Greetings from the MAX Red Line, to the tune of “Stabat Mater” – the only other song on this album. Each song is around 24 minutes, and I have designated them as the best thing to listen to when I want to wake up peacefully, which is most days. Once I get to the office I’ll play something energizing, and on the 1X I usually listen to the sound of my head smacking against the window as I drift in and out of consciousness; but for now, I’m at peace.

This is ultimately why I chose to start writing again. I have been given what I consider to be an opportunity in all this: two hours to just sit, every Wednesday morning and Thursday evening, and twice on Mondays. I enjoy reading, but I need to make space first; I enjoy technology, too much, but the reception on the ride is spotty. There is a blog of mine that has been effectively defunct, and I feel a twinge of guilt whenever I visit another author’s site. Am I cheating on my partner? Reading around behind their back, neglecting them for years, because I assume they’re not going anywhere? I want to make amends.

Similarly, I’m trying to get more in the habit of correspondence – as in actual letters. I have an entire separate ranted about modern communication that feeds into that, but all I’ll say at the moment is that snail mail is the perfect pace for me to keep in touch with my friends who are all around the world. Who doesn’t love receiving letters? Yes, this is a shameless plug to be pen pals, message me if you’re interested.

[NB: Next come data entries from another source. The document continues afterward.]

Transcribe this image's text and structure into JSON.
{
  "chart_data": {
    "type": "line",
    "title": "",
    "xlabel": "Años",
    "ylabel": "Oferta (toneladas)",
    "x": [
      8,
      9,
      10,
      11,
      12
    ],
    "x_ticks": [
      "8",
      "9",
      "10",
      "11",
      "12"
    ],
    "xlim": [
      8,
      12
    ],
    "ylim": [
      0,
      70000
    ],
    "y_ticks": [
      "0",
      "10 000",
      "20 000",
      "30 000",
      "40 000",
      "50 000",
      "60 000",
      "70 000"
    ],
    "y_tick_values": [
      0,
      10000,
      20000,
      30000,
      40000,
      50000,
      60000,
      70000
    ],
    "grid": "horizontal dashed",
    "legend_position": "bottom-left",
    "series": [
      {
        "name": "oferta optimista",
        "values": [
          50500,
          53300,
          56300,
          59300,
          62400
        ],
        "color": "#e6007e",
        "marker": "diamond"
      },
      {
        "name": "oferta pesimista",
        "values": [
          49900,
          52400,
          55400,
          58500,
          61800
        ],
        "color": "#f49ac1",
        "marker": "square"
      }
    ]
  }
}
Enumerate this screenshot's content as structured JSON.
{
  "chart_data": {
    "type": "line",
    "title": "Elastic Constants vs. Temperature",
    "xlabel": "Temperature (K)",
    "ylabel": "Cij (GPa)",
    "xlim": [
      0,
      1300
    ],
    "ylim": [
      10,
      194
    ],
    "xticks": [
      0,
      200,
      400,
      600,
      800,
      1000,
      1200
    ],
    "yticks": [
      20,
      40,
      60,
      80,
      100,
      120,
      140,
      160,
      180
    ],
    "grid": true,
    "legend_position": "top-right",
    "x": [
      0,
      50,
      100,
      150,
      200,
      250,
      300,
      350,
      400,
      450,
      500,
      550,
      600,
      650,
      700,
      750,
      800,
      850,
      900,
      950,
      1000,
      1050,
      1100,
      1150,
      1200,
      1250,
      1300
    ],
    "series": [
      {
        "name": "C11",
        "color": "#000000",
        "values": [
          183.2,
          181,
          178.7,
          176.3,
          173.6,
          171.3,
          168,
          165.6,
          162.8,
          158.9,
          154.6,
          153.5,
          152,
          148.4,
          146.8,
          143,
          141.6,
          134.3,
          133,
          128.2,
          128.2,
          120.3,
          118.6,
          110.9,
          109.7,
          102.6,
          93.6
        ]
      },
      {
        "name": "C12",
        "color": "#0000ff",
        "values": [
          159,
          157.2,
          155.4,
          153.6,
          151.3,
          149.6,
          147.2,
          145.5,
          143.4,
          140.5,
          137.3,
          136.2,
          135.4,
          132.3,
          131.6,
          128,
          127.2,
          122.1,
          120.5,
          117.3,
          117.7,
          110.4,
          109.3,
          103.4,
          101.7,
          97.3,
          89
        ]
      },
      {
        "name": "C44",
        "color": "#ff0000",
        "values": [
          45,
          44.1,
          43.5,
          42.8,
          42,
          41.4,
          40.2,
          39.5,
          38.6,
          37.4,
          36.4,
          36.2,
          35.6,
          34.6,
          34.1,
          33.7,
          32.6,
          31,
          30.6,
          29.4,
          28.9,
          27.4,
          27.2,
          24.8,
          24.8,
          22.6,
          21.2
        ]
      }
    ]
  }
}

We’ll conclude with one more greeting, this time at base camp – the office where I work. 50 Cent and Yo Gotti are telling me to not worry ’bout it, so I’m not going to. The highlight here is always my favorite coffee shop – Lotus & Bean, in the same block as my office and between the MAX and the front door.

I’ll be the first to admit that I’m picky with my cafés, teahouses, and bistros – but since I invest significant time and money in them, I reserve that right. Lotus & Bean has everything I look for in a coffee shop (technically, espresso bar) – good house drip; nonfat milk options; an impressively diverse assortment of couches, tables, counters and outdoor seating; delicious pastries as well as substantial food; good music; great location – but most importantly, character. With a good initial investment and some research, you can make a functional and even fashionable caffeine depot, and I think most of us have been to what feels like a pre-fab reservoir; but no amount of money can create a sincerely welcoming atmosphere. I’ve tried a few other places in Portland, being a fan of shopping around, but I’ve found that the majority of those places are characterized by an elitist vibe – yes, thank you for making my coffee, but I’m not going to kiss your ring. Lotus & Bean is really more of a community space that just happens to sell coffee and brighten my day.